Podziemne zgazowanie węgla polega na doprowadzeniu do zapalonego złoża węgla tzw. czynnika zgazowującego (np. powietrza lub pary wodnej) i odbiorze wytworzonego gazu na powierzchni. Najważniejsze jest umiejętne sterowanie podawaniem czynnika zgazowującego tak, by uzyskać temperaturę umożliwiającą wytwarzanie gazów o określonym składzie. Uzyskiwany w ten sposób gaz można użyć do wytwarzania ciepła i elektryczności w energetyce; może zastąpić gaz ziemny w chemii, można go także użyć do wytwarzania paliw płynnych. Naukowcy próbowali w Wieczorku różnych mediów zgazowujących: powietrza, tlenu, pary wodnej, dwutlenku węgla. Nauczyli się kontrolować proces - jak ocenił Stańczyk – nawet bardziej, niż się spodziewali.
Czy ta metoda będzie opłacalna?
Dyrektor kopalni Wieczorek Marek Pieszczek uważa, że tę technologię można z powodzeniem wykorzystać w zasobach resztkowych i tych, których nie można było wydobyć tradycyjnymi metodami, np. gdy złoża są położone zbyt głęboko. Ocenił, że tego typu instalacja jest bezpieczna dla załogi i środowiska. Podczas eksperymentu zgazowano dotychczas 200 ton węgla. - Jestem umiarkowanym optymistą i uważam, że ta technologia może stać się jedną z metod stosowanych w górnictwie - powiedział dyrektor. Zaznaczył, że jeszcze nie wiadomo, czy zgazowanie węgla na dużą skalę będzie opłacalne. Według prof. Stańczyka, produkcja gazu z węgla będzie zdecydowanie tańsza niż tradycyjne wydobycie i możliwe, że w dalszej przyszłości właśnie tak będzie wyglądało górnictwo. Przypomniał, że eksploatacja węgla na bardzo dużych głębokościach jest bardzo trudne i nieopłacalne. Instalacja do zgazowania węgla nie wymaga tworzenia aż tak kosztownej infrastruktury. - W porównaniu z klasycznym wydobyciem, które polega na tym, że trzeba zbudować kopalnię, później posłać tam tysiące ludzi, żeby wydobyli węgiel, to wydaje się zdecydowanie tańsze - ocenił prof. Stańczyk.
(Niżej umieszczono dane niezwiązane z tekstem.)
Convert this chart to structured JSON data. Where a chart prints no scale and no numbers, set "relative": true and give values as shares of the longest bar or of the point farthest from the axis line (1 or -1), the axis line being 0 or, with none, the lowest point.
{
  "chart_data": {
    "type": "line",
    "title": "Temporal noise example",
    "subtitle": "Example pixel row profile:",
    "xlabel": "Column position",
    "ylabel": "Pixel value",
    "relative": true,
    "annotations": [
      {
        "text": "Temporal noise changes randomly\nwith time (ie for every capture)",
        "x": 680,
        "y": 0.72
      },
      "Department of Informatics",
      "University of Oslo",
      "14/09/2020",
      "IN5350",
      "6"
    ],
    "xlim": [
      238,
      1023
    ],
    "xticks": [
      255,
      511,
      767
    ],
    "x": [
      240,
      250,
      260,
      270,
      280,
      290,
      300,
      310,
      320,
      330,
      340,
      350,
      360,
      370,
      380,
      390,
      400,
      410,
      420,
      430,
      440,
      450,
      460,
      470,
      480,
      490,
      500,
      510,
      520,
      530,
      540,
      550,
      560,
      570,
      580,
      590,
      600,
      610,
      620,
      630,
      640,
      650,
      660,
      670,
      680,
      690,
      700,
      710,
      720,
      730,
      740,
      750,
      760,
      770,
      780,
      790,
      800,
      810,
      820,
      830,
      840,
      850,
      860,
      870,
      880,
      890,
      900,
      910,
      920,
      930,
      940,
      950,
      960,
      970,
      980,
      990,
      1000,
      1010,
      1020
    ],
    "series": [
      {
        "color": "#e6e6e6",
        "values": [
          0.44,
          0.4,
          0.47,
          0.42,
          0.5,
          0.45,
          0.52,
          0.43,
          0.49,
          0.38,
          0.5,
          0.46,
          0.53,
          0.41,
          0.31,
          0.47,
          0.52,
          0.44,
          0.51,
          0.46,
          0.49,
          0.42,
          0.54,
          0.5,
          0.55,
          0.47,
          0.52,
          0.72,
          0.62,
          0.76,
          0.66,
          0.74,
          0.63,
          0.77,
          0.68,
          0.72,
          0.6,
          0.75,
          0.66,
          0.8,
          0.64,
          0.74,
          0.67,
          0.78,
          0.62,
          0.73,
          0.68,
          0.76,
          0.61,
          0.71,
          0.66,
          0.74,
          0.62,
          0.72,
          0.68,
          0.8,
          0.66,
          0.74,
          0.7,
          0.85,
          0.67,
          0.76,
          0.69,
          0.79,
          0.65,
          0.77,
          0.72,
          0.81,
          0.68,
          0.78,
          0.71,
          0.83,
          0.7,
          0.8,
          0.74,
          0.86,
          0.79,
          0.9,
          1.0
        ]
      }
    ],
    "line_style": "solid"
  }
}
Wydobycie bez budowania kopalń
Według niego technologia zgazowania nie wymaga budowania nowych kopalń, czy nawet wykorzystywania istniejących, wystarczy dostać się do złoża węgla, wydrążyć otwory do podania czynnika zgazowującego i odbioru gazu. Zaznaczył, że węgiel zgazowany daje tyle samo energii co wydobyty. Dużo zależy od sprawności spalania tak uzyskanego gazu - zaznaczył. Pilotażowa instalacja składa się z dwóch głównych części. Pierwsza, podziemna, zlokalizowana jest 400 m pod powierzchnią, a jej najważniejszym elementem jest georeaktor zgazowania. W drugiej części, na powierzchni, znajdują się elementy zasilania georeaktora oraz odbioru, oczyszczania i utylizacji gazu. Eksperyment realizowany jest w ramach programu badań naukowych i prac rozwojowych "Zaawansowane technologie pozyskiwania energii", finansowanego przez Narodowe Centrum Badań i Rozwoju. Po zakończeniu eksperymentu naukowcy mają zbudować wielokrotnie większą, demonstracyjną instalację zgazowania.